Mais elle ne s'assit pas. A la place, elle sortit un papier plié de son sac à main et le tendit à Dumbledore, qui le parcourut rapidement avant d'acquiescer et de le tendre à Ombrage. Le visage d'Ombrage devint lentement rouge et Alfred s'éloigna d'elle.

« Qu'est-ce que c'est ?! » cracha Ombrage, furieuse.

« Ce sont les formulaires confirmant que j'ai la garde du garçon. » dit la femme en pinçant les lèvres.

Tonks se demanda qui était cette femme.

« Je crois que tout est en ordre ? »

« Ils sont moldus- »

« Dolorès, vous savez aussi bien que moi que nous respectons les lois moldus dans notre propre système légal. » dit aimablement Dumbledore.

Amélia et Rattler hochèrent tous deux la tête – prudemment cependant, car ils n'étaient pas sûrs de savoir avec quoi ils étaient d'accord – Scrimgeour observa l'échange avec des sourcils froncés.

« Et vous- vous êtes elle ? » demanda finalement Ombrage.

Elle reposa les papiers sur la table et lissa les plis avec ses doigts boudinés.

« Vous êtes Pétunia Dursel ? »

« Dursley. » répondit sèchement la femme.

Tonks se demanda si c'était la femme que Remus était censé rencontrer après.

« Une moldue ? » demanda Lucius en retroussant la lèvre.

Le cousin assis le plus près de lui imita son expression, tandis que Narcissa et l'autre cousin de Tonks restaient impassibles.

« C'est ce que l'on m'a dit. » répondit Mme Dursley de façon hautaine.

Papa se mit à sourire largement. Seulement, Mme Dursley sembla penser qu'il se moquait d'elle et elle lança un regard à la fois furieux et embarrassé dans sa direction. Ensuite, elle tourna ses yeux pâles vers Ombrage.

« Vous avez d'autres questions étranges ou je peux aller voir mon neveu maintenant ? »

Les yeux de Dumbledore brillèrent, il était définitivement en train d'essayer de dissimuler un sourire dans sa longue barbe. Ombrage relut le papier et avec un regard de profonde détestation – réciproque – vers Mme Dursley, elle leva les mains en l'air.
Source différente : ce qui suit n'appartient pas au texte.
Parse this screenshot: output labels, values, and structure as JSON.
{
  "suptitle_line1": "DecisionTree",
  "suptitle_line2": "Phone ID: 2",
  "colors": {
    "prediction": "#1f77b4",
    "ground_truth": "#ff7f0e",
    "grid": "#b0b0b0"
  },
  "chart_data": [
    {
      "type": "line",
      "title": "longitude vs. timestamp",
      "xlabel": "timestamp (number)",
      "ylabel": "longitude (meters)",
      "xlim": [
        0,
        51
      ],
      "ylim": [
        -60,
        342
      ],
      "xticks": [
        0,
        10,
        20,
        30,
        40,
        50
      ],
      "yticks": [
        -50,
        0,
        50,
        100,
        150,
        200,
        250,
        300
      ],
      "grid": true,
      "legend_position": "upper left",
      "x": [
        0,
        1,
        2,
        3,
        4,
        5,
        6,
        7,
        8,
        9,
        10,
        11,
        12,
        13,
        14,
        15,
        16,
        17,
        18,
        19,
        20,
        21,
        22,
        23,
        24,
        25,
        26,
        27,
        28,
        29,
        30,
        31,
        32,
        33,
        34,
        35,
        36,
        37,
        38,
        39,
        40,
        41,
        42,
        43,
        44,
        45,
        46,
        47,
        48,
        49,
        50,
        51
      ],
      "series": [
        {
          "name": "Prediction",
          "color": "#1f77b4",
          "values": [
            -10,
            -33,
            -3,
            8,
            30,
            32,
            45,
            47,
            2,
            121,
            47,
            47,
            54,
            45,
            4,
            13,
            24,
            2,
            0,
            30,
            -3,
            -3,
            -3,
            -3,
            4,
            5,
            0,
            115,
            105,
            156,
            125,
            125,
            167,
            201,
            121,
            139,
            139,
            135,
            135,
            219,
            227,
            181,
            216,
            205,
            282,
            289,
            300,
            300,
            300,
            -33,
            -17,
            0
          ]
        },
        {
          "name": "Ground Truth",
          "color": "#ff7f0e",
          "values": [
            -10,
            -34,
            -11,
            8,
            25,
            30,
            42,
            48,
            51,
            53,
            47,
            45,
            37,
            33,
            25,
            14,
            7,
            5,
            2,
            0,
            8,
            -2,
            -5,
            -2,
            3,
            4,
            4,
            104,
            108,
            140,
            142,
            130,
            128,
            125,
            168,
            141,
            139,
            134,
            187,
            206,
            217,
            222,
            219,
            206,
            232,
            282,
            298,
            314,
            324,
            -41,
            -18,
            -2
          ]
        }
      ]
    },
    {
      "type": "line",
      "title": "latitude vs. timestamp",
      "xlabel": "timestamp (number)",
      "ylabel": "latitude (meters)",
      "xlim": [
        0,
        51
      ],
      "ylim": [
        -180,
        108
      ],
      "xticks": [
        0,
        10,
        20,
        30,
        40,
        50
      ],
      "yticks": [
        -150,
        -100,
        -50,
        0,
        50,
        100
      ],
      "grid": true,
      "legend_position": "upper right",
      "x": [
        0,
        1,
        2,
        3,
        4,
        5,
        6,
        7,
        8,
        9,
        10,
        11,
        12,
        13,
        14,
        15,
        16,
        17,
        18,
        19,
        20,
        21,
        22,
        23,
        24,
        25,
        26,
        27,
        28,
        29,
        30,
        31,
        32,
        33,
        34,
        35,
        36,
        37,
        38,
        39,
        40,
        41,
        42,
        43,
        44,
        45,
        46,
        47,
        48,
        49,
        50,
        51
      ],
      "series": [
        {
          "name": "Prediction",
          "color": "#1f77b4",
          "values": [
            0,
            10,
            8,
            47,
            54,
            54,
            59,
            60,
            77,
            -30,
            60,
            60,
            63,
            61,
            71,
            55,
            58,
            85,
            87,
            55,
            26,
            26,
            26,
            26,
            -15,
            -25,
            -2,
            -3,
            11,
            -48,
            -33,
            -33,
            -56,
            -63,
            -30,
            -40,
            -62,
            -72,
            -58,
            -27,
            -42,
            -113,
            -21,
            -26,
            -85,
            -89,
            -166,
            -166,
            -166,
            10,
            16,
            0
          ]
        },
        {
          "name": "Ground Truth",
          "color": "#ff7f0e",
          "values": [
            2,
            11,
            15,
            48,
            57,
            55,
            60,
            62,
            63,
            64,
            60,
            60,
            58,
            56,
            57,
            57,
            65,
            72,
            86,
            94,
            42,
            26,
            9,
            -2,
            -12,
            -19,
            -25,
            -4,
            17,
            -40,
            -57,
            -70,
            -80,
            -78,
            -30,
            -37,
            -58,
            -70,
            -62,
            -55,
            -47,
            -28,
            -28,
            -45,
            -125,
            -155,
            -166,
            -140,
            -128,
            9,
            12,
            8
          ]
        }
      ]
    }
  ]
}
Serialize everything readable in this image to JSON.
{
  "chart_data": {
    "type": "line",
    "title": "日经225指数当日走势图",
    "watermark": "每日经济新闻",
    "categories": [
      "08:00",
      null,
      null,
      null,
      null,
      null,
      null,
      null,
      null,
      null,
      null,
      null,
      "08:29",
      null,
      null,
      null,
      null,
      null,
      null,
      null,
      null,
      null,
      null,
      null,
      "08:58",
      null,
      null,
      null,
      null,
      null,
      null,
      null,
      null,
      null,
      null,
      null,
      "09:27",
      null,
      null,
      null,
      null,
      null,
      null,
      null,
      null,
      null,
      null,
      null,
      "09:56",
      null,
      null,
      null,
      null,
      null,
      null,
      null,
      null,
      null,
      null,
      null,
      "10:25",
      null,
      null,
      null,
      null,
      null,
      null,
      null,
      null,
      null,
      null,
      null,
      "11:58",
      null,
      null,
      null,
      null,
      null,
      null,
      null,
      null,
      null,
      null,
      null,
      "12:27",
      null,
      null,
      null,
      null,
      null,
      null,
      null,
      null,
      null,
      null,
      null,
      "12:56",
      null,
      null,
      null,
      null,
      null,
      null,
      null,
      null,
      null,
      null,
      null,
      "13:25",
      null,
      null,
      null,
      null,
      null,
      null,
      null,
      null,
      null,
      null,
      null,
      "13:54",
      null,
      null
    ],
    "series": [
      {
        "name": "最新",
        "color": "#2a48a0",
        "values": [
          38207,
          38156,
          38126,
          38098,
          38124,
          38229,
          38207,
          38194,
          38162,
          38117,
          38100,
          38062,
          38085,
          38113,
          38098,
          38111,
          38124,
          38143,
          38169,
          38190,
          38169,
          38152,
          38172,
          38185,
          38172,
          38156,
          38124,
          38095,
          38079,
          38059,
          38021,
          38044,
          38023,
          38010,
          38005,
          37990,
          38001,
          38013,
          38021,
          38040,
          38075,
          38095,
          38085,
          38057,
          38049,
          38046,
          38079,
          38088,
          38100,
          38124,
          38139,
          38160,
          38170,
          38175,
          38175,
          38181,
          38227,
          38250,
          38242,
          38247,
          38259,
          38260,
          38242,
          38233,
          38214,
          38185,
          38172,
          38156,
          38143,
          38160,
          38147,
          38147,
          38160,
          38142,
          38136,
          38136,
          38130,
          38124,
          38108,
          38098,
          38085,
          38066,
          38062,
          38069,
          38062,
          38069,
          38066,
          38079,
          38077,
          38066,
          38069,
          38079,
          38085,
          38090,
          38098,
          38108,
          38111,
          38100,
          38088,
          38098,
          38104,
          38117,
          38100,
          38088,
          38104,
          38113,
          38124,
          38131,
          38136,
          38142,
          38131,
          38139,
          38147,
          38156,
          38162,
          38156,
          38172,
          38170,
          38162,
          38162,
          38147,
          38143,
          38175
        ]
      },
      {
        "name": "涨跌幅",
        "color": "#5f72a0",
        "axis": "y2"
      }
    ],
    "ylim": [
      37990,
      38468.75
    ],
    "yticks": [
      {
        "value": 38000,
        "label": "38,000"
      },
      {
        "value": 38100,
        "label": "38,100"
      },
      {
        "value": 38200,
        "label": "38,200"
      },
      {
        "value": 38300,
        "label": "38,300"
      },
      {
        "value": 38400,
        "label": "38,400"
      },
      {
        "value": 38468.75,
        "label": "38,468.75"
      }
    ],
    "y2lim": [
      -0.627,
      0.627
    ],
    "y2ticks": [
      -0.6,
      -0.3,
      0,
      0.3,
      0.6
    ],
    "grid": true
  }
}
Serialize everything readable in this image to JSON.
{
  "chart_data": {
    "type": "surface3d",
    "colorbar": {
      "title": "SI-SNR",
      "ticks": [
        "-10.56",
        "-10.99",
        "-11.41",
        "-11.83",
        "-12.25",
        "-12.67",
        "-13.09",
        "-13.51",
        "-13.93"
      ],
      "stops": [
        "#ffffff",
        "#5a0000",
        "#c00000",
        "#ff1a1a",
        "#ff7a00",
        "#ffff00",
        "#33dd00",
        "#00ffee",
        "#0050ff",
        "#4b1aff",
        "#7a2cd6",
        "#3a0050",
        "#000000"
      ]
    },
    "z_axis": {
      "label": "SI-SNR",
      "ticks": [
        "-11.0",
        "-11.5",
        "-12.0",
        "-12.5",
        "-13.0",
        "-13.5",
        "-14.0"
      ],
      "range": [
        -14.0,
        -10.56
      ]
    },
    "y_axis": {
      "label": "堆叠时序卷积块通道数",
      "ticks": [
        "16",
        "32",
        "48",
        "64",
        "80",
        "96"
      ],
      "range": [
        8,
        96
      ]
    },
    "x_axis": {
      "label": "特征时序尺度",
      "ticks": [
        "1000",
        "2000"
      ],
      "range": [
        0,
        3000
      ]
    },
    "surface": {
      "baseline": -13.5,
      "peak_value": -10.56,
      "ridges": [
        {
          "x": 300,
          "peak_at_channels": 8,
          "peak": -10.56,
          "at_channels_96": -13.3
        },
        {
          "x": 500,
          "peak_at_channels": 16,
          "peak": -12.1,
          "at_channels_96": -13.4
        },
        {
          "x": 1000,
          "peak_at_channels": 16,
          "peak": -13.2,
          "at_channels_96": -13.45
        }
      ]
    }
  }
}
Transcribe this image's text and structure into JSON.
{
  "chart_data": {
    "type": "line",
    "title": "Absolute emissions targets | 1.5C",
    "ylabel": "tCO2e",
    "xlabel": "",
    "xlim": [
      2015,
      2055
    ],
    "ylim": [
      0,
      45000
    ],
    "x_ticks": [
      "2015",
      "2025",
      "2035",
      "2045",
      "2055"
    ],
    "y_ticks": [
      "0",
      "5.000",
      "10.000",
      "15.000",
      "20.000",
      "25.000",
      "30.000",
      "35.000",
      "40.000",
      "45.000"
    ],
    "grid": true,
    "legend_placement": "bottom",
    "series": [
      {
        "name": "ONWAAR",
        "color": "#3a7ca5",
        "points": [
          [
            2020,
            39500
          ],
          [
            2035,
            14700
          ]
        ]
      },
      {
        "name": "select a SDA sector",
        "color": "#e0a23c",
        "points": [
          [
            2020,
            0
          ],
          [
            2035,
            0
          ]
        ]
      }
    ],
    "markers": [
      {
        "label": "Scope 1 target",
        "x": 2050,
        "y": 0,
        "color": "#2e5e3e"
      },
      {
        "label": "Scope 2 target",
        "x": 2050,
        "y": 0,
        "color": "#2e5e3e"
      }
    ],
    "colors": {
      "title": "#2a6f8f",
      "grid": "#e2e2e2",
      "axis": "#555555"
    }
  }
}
« Bien, dit-elle sans ambages. Cette réunion est reporté à quatorze heures. »

Elle plia le document et le tendit à un Rattler surpris.

« Vérifiez que tout soit en ordre, voulez-vous ? Je détesterais que Mme Dursley ne puisse pas récupérer son neveu. »

Menteuse, pensa Tonks. Ombrage voulait probablement que les documents soient vérifiées pour vérifier qu'il n'y ait pas de moyen d'empêcher Harry de retourner chez Mme Dursley. Avec un grand sourire de grenouille vers la femme en question, Ombrage se hâta vers la porte.

« Après vous, ma chère. »

« Merci. » répondit Mme Dursley en pinçant les lèvres.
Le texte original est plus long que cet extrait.